Uncle Sam balks at FBO's user fee, reluctantly pays
Like many pilots, Bob Fahnespock is disconcerted about the Obama administration’s proposed $100-per-flight fee for turbine aircraft that use air traffic services. His heartburn intensified this week after government officials used his FBO’s facilities during the president’s recent visit to Boulder City, Nev., and balked at the idea of paying $200 for the services.
“I thought about telling them that I would waive the fee if they would pull the user fee out of the 2013 budget,” Fahnespock, owner of BFE LLC at the Boulder City Municipal Airport, told AOPA on March 21. According to Fahnespock, the officials reluctantly paid the bill when they left, stating that they wouldn’t use his services in the future.
Fahnespock said he was contacted by multiple government departments, including the Secret Service, for permission to use his offices and to base a helicopter, which turned out to be one used as Marine One, during the visit. Initially, Fahnespock did not give the officials an estimate of the services when he granted permission, he said, because he didn’t know the extent of the services they needed, and he was surprised the groups didn’t ask about pricing.
While the Marine One helicopter was based on the ramp for only part of a day, government personnel and equipment were stationed in his office for four days: Four new phone lines were added, radios were set up, and wires were run throughout the office area. When he informed officials that the cost would be $50 a day (for a total of $200) to recover costs, he said they balked at the idea. A media inquiry AOPA placed on March 21 with the Secret Service, one of the agencies Fahnespock said used his facility, was not returned as of publication.
“The one client I have today wants it for free,” Fahnespock. “It’s really baffling how they can comprehend not being charged for this.”
His FBO has no ramp or tiedown fees for the day, so there was no charge for Marine One, but he regularly charges clients for use of his facilities.

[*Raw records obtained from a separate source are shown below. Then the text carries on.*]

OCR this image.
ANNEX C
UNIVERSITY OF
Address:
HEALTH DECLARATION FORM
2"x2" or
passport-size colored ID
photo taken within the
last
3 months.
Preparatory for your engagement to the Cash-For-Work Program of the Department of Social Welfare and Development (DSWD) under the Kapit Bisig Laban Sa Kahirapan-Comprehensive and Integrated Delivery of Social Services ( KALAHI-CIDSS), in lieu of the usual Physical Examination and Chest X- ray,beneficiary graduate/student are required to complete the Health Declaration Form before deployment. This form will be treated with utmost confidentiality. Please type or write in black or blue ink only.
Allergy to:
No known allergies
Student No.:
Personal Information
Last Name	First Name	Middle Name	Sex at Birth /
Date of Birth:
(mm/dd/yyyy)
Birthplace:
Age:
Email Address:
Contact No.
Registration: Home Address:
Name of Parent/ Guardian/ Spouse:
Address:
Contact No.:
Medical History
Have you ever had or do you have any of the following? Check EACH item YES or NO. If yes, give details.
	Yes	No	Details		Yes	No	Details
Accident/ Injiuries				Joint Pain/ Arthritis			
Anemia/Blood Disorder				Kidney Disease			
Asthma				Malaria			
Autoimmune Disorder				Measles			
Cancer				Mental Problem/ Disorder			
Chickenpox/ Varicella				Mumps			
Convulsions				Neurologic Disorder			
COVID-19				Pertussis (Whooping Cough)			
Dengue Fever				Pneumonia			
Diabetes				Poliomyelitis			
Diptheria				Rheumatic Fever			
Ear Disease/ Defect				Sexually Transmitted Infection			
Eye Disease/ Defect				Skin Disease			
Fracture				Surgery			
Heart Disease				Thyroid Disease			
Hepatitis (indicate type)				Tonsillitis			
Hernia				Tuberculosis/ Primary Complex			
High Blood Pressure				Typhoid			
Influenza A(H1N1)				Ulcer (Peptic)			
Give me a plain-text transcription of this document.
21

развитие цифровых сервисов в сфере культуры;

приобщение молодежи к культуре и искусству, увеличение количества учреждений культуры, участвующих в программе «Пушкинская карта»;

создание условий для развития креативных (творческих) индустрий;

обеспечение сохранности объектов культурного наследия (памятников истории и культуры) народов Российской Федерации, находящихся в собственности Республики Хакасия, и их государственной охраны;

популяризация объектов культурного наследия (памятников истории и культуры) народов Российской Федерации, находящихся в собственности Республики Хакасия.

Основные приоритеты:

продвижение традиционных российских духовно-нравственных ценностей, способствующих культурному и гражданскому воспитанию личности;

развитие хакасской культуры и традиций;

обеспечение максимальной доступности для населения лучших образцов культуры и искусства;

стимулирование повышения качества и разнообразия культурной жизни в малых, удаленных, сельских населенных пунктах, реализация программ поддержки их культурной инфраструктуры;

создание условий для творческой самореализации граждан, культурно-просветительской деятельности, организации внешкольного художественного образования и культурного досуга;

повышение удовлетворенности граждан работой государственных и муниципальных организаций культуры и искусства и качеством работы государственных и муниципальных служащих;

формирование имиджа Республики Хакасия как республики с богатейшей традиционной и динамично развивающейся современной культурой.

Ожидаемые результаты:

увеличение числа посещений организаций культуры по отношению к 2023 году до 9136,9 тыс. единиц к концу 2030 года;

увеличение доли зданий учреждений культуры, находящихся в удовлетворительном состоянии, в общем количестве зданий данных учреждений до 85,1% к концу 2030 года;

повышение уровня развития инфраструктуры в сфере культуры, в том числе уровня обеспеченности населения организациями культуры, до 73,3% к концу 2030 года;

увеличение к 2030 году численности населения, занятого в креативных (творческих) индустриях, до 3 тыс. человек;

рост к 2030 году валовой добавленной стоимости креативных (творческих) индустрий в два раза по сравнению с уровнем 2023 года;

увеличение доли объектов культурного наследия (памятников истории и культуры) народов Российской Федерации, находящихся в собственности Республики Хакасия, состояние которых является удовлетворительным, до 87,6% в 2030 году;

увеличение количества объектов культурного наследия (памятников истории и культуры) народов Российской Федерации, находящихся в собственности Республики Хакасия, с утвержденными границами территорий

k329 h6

Normally, Fahnespock said, he would charge a customer $500 total for a similar setup to what he proposed at $200 for the government.
Fahnespock received a plaque for his business’ hospitality, and he said the officials and enlisted servicemen based at his office were “very cordial and nice, very professional.” But, he still had a beef with the government: “I probably wouldn’t have as much heartburn” if general aviation weren’t facing user fees.
Other businesses on the airport were impacted by the president’s nearby visit, but not to the extent of Fahnespock. Boulder City Municipal Airport Manager Kerry Ahearn said that because of the TFR, the airport’s sightseeing operators who provide scenic flights to the Grand Canyon, were shut down. However, Ahearn pointed out that the impact was mitigated somewhat by the shorter duration of the TFR—only three hours. In the past, the Las Vegas area flight operations had been restricted for up to 19 hours during longer presidential visits.